Monday, February 11, 2008

Book Review: Smoke and Mirrors by Neil Gaiman

Every Monday, I'll be doing spoiler-free book reviews.

It's only lately that I managed to read Gaiman's earlier short story collection thanks to the fact that he recently paid a visit to the Philippines. I was surprised to find that many of his talks and speeches were drawn from the introduction of this book and it's not often that I talk about introductions but this particular one is worth reading and is integral to the collection as any of the short stories and poetry featured. There's a lot that's packed into Smoke and Mirrors, with over twenty nine short stories/poems, but some have been reprinted in his other collections. Nonetheless, there's a variety of themes and topics tackled, everything from Cthulhu-inspired narratives, re-imagining of existing myths and fairy tales, and urban fantasies. If I were to pick three memorable stories, they'd be "Foreign Parts", a chilling tale that slowly builds up, "Murder Mysteries", easily a story that I could nominate as a modern myth, and "Snow, Glass, Apples" which is an enjoyable retelling of a familiar fairy tale. Aside from that, I wouldn't say that the other stories are as compelling as these--especially compared to his newer short stories--but they are well-written at the very least. Personally, Smoke and Mirrors is perhaps not the best short story collection out there but die-hard Gaiman fans will want to grab a copy and as I said before, the introduction of this book is indispensable.

Rating: 3/5.

Rating System:

1 - There are better ways to spend your time.
2 - Ho hum books, usually typical of its genre.

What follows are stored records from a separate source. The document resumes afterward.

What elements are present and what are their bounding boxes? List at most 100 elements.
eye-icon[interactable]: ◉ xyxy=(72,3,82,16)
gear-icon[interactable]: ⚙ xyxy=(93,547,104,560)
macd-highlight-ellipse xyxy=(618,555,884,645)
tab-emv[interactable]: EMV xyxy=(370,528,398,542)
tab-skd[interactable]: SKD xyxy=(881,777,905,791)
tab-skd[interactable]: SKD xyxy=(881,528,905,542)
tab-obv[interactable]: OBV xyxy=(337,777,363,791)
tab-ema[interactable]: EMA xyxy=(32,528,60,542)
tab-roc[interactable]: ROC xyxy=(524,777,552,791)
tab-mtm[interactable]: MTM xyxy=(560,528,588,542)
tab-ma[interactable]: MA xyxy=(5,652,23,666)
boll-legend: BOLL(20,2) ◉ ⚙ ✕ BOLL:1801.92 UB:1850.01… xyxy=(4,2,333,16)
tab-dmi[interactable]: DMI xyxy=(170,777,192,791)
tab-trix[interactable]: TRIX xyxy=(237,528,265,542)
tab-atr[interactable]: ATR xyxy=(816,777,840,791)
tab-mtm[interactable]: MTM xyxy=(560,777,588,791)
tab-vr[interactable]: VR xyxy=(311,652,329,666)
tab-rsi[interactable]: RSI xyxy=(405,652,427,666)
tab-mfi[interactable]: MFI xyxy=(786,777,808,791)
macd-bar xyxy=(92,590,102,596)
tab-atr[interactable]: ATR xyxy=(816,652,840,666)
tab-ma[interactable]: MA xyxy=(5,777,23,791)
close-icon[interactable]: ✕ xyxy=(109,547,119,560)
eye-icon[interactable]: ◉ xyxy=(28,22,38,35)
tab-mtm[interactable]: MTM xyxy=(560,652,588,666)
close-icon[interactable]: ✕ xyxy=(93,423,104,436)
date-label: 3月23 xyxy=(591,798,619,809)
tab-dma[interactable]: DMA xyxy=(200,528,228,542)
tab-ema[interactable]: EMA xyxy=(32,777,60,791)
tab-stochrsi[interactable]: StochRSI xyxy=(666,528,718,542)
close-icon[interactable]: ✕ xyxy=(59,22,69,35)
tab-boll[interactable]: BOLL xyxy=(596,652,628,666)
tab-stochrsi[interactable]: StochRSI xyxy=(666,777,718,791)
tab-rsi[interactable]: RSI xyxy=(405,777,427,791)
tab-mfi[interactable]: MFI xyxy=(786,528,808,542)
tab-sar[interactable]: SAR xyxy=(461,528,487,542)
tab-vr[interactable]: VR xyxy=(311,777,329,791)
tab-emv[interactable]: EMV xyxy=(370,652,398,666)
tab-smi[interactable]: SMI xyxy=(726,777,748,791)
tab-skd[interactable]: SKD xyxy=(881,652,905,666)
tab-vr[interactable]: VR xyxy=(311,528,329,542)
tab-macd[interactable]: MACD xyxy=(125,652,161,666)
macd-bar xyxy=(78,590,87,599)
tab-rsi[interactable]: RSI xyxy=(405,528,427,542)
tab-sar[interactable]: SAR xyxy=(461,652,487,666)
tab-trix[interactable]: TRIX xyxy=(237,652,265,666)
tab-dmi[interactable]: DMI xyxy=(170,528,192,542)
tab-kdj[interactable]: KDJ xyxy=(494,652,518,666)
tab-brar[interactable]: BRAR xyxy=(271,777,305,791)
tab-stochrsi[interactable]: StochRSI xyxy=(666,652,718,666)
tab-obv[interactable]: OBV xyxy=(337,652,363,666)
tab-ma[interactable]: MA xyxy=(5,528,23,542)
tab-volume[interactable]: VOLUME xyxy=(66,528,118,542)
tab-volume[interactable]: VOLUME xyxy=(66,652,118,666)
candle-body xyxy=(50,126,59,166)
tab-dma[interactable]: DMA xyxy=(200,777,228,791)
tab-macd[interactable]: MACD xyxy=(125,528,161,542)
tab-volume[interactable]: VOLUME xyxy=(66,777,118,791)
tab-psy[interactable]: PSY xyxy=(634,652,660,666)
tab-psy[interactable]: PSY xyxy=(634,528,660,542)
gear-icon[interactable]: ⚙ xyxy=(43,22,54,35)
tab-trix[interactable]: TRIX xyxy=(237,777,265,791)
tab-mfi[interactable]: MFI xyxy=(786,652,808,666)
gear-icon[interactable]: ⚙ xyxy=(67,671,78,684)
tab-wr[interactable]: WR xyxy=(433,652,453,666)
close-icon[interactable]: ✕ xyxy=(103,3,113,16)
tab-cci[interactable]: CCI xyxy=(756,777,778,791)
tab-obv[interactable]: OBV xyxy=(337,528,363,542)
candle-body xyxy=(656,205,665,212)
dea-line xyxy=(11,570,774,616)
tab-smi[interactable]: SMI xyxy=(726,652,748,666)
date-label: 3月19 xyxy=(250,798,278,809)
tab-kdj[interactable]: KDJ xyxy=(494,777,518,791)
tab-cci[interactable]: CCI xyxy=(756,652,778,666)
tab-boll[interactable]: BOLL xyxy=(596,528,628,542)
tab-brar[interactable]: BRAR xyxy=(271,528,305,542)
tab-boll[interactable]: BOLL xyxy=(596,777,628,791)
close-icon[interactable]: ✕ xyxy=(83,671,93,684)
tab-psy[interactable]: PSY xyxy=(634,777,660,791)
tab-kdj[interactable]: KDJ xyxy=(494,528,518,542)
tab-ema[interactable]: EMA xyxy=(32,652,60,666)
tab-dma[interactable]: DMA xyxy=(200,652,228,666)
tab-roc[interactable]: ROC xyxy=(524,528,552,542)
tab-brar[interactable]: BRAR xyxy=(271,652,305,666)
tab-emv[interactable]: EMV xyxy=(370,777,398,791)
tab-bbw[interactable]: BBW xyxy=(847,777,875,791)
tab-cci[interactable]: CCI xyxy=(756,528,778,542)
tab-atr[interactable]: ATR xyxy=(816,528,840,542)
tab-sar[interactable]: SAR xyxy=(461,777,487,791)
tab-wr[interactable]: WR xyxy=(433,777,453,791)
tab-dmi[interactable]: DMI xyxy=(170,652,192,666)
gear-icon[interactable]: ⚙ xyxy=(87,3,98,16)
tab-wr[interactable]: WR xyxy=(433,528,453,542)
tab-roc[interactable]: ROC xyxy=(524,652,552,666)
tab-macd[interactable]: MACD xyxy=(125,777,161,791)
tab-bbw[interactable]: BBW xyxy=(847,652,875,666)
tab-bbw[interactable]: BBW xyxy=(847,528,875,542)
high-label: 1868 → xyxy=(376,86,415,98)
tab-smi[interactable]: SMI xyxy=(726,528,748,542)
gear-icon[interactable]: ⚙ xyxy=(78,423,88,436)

Probably only recommendable to die-hard fans.
3 - A cut above the rest, usually with one or more elements that sets it apart from the norm.
4 - Highly recommended and is easily a pioneer of the genre.
5 - A classic or it will be.

1 comment:

Anonymous said...

He hid a story in the introduction, too. :P

This was the first book of Gaiman's that I read, and it's what got me interested in him. I didn't even know he made graphic novels then. Hehe.